On 14th May last, 34 people, members of Harmony (Saskana, S) and the Union of Greens and Farmers (ZZS) asked for a postponement of the presidential election date from 29th May to 5th June to offer Latvians more time to get to know the candidates - in the opinion of the chair of the ZZS Armands Krauze, and to enable the organisation of more debate between the latter. The presidential election must absolutely take place before 7th June.
The Candidates Running
3 persons are officially running in the presidential elections:
– Egils Levits, unfortunate candidate against Raimonds Vejonis in the last presidential election on 3rd June 2015. A judge at the European Court of Justice he has the support of the parties in the government coalition, which are the National Alliance (All for Latvia (VL) and the Homeland Union and Freedom (TB/LNNK)), the New Conservative Party (JKP), For the Development of Latvia (PAR), New Unity (JV) and To whom does the country belong? (Kam pieder valsts?) (KPV). Egils Levits hopes to set the country goals that it can achieve "solidarity, the feeling of belonging and the establishment of a modern State." "The 2020's must bet those of solidarity and social justice," he declared.
– Juris Jansons, ombudsman, is supported by the opposition, the Green and Farmers Union (ZZS). The candidate promotes his neutrality at a time when "many in society do not trust politicians." He hopes, if he is elected head of State, to protect the weakest citizens and to reduce social inequality.
– Didzis Smits (KPV LV), MP, supported by a share of the members of his own party "To whom does the country belong?"
The election of the head of State in Latvia is a power game between the various parties who use this election to increase their influence over the political arena or in the government coalition that governs the country.
Egils Levits is the main favourite. He is due to win the vote of 55 of the members of the Saeima on 29th May.
The Presidential Office
The head of the Latvian State is elected for a four-year mandate (renewable once), by the absolute majority of the 100 members of the Saeima. Traditionally the voting is secret, the election will be public this time. Indeed, amendments to the electoral law entered into force on 1st January 2019 introducing the principle of an open vote. Each MP will therefore be responsible for his vote in front of the electorate. This measure aims to strengthen citizens' confidence in the parliamentary system by increasing transparency.
The role of President of the Republic is accessible to every Latvian (who holds the nationality of no other country) and has to be aged at least 40. The candidates must declare their intentions at least 50 days prior to the election and 45 days before the end of the mandate of the head of State in office. If none of the candidates wins the vital 51 votes for the election after two rounds, a further vote is organised within the next two weeks after that. The candidates have 5 days to declare their intention. If again none of them wins an absolute majority, a new election is organised.

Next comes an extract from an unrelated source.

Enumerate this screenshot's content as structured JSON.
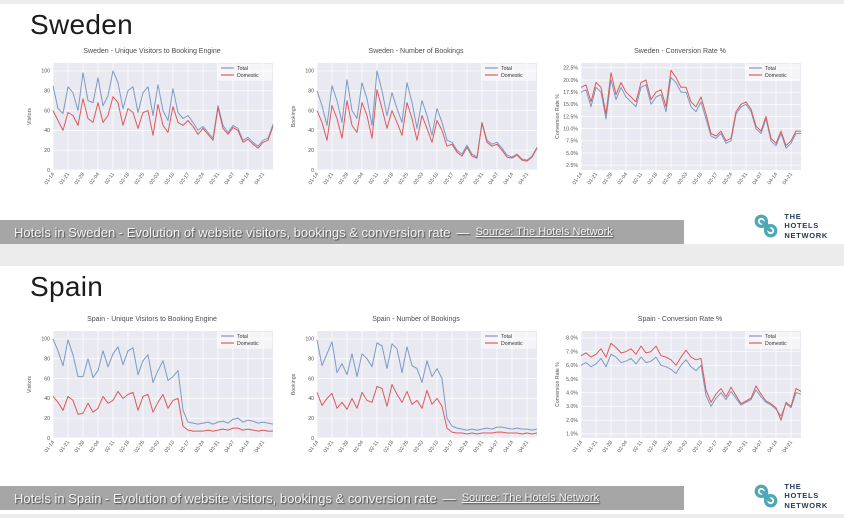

In Latvia, the President of the Republic represents the State in the world. He ratifies the international treaties, appoints the country's diplomatic representatives and accredits foreign diplomatic representatives. He is the head of the armed forces, leads the national security council and has the right to call an amnesty.
The head of State can suggest laws as well as a referendum on the dissolution of the Saeima. If the majority of the voters approve, Parliament is dissolved and new general elections are organised in the two months after that. However, if more than half of the voters oppose the dissolution, the President of the Republic must resign from office and the Saeima elects his successor for the remaining length of time of the presidential mandate. On the request of at least half of the MPs, the head of State can be impeached by Parliament in a closed session if at least 2/3 of its members vote in this sense. In this case the Saeima immediately elects a new president of the Republic.